To make suppli out of the risotto:

  • risotto
  • 1 beaten egg FOR EACH CUP OF RISOTTO
  • bread crumbs or panko bread crumbs
  • plenty of oil for frying
  • mozzarella in one-inch cubes (I use about a pound of cheese per 24 suppli)

Instructions

  1. Makes enough risotto for 24+ suppli the size of goose eggs.


    Set chicken stock to simmer in a pot.

    In a large pan, melt 8 Tbs. of the butter, and cook onions slowly until soft but not brown.

    Stir in raw rice and cook 7-8 minutes or more, stirring, until the grains glisten and are opaque.

    Pour in the wine and boil until wine is absorbed.

    Add 4 cups of simmering stock and cook uncovered, stirring occasionally until the liquid is almost absorbed.

    Add 4 more cups of stock and cook until absorbed.

    If the rice is not tender by this point, keep adding cups of stock until it is tender. You really want the rice to expand and become creamy.

    When rice is done, gently stir in the other 8 Tbs of butter and the grated cheese with a fork.

  2. This risotto is wonderful to eat on its own, but if you want to make suppli out of it, read on!

  3. TO MAKE THE SUPPLI:

    Beat the eggs and gently mix them into the risotto.


    Scoop up about 1/4 cup risotto mixture. Press a cube of mozzarella. Top with another 1/4 cup scoop of risotto. Roll and form an egg shape with your hands.


    Roll and coat each risotto ball in bread crumbs and lay in pan to refrigerate. 


    Chill for at least an hour to make the balls hold together when you fry them.


    Put enough oil in pan to submerge the suppli. Heat slowly until it's bubbling nicely, but not so hot that it's smoking. It's the right temperature when little bubbles form on a wooden spoon submerged in the oil. 

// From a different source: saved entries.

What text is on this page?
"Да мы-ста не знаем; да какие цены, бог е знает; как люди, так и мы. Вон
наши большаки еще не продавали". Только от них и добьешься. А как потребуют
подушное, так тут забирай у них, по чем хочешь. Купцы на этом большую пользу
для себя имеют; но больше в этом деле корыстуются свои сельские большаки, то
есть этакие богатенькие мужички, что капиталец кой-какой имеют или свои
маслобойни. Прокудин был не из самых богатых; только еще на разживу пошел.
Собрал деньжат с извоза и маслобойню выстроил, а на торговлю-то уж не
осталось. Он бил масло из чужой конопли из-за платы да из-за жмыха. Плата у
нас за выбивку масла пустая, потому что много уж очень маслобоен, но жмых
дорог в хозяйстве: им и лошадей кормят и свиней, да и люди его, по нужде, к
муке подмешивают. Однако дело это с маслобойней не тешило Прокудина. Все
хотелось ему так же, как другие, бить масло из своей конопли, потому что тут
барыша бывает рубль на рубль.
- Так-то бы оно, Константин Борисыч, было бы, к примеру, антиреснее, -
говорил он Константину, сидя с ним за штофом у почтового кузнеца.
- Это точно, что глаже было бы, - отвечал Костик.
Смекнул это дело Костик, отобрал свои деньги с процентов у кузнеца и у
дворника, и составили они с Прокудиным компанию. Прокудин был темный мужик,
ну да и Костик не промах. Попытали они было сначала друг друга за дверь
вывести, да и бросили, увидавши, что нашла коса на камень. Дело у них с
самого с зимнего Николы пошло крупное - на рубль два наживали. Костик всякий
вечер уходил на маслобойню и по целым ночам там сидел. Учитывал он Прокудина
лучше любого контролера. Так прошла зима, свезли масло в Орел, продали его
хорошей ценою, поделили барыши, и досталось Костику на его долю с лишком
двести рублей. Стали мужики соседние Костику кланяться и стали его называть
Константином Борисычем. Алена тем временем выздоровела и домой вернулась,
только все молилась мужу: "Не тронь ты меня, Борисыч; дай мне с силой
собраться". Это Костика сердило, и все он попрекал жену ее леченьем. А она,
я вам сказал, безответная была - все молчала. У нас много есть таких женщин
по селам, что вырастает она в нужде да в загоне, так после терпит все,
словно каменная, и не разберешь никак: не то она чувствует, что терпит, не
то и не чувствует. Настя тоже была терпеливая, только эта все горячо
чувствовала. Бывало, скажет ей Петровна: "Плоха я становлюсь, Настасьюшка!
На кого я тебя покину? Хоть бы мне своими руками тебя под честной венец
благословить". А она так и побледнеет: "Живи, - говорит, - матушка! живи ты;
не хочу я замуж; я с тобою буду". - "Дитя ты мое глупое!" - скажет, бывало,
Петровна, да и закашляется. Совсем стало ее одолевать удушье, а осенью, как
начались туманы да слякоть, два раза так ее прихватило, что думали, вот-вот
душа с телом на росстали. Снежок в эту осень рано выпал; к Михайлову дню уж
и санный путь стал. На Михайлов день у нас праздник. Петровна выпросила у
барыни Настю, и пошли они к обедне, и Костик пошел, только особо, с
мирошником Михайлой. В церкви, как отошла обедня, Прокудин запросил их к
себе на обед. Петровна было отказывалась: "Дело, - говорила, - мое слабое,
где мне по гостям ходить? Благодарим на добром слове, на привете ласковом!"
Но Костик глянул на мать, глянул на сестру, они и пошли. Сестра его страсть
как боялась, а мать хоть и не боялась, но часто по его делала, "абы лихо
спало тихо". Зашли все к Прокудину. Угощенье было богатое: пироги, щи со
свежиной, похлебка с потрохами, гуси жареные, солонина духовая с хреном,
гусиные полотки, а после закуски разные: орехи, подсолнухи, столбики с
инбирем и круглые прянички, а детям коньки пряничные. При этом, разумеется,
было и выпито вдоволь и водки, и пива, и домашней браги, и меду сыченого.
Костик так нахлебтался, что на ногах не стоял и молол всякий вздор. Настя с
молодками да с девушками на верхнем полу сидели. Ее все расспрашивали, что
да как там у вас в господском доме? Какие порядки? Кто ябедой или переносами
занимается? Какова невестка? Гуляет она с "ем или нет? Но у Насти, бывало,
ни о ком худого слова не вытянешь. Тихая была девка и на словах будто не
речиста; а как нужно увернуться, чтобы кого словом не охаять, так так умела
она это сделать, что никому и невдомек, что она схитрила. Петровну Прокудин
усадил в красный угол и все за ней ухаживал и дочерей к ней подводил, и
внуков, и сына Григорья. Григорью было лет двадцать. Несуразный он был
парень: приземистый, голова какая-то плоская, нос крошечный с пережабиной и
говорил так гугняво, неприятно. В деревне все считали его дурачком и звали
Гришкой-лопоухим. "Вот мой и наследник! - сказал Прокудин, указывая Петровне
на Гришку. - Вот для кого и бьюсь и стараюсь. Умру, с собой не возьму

    Preheat the oven if you are making a large batch, and put a paper-lined pan in the oven.


    Carefully lower suppli into the oil. Don't crowd them! Just do a few at a time. Let them fry for a few minutes and gently dislodge them from the bottom. Turn once if necessary. They should be golden brown all over. 


    Carefully remove the suppli from the oil with a slotted spoon and eat immediately, or keep them warm in the oven. 

 

Garlic parmesan mashed potatoes

Ingredients

  • 5-6 lbs potatoes
  • 8-10 cloves garlic, peeled and smashed
  • 8 Tbsp butter
  • 1-1/2 cups milk
  • 8 oz grated parmesan
  • salt and pepper

Instructions

  1. Peel the potatoes and put them in a pot. Cover the with water. Add a bit of salt and the smashed garlic cloves.

  2. Cover and bring to a boil, then simmer with lid loosely on until the potatoes are tender, about 25 minutes.

  3. Drain the water out of the pot. Add the butter and milk and mash well.

  4. Add the parmesan and salt and pepper to taste and stir until combined.

 

Gochujang bulgoki (spicy Korean pork)


Ingredients

  • 1.5 pound boneless pork, sliced thin
  • 4 carrots in matchsticks or shreds
  • 1 onion sliced thin

sauce:

  • 5 generous Tbsp gochujang (fermented pepper paste)
  • 2 Tbsp honey
  • 2 tsp sugar
  • 2 Tbsp soy sauce
  • 5 cloves minced garlic

Serve with white rice and nori (seaweed sheets) or lettuce leaves to wrap

Instructions

  1. Combine pork, onions, and carrots.

    Mix together all sauce ingredients and stir into pork and vegetables. 

    Cover and let marinate for several hours or overnight.

    Heat a pan with a little oil and sauté the pork mixture until pork is cooked through.

    Serve with rice and lettuce or nori. Eat by taking pieces of lettuce or nori, putting a scoop of meat and rice in, and making little bundles to eat. 

 

Sesame broccoli

Ingredients

  • broccoli spears
  • sesame seeds
  • sesame oil
  • soy sauce

Instructions

  1. Preheat broiler to high.

    Toss broccoli spears with sesame oil. 

    Spread in shallow pan. Drizzle with soy sauce and sprinkle with sesame seeds

    Broil for six minutes or longer, until broccoli is slightly charred.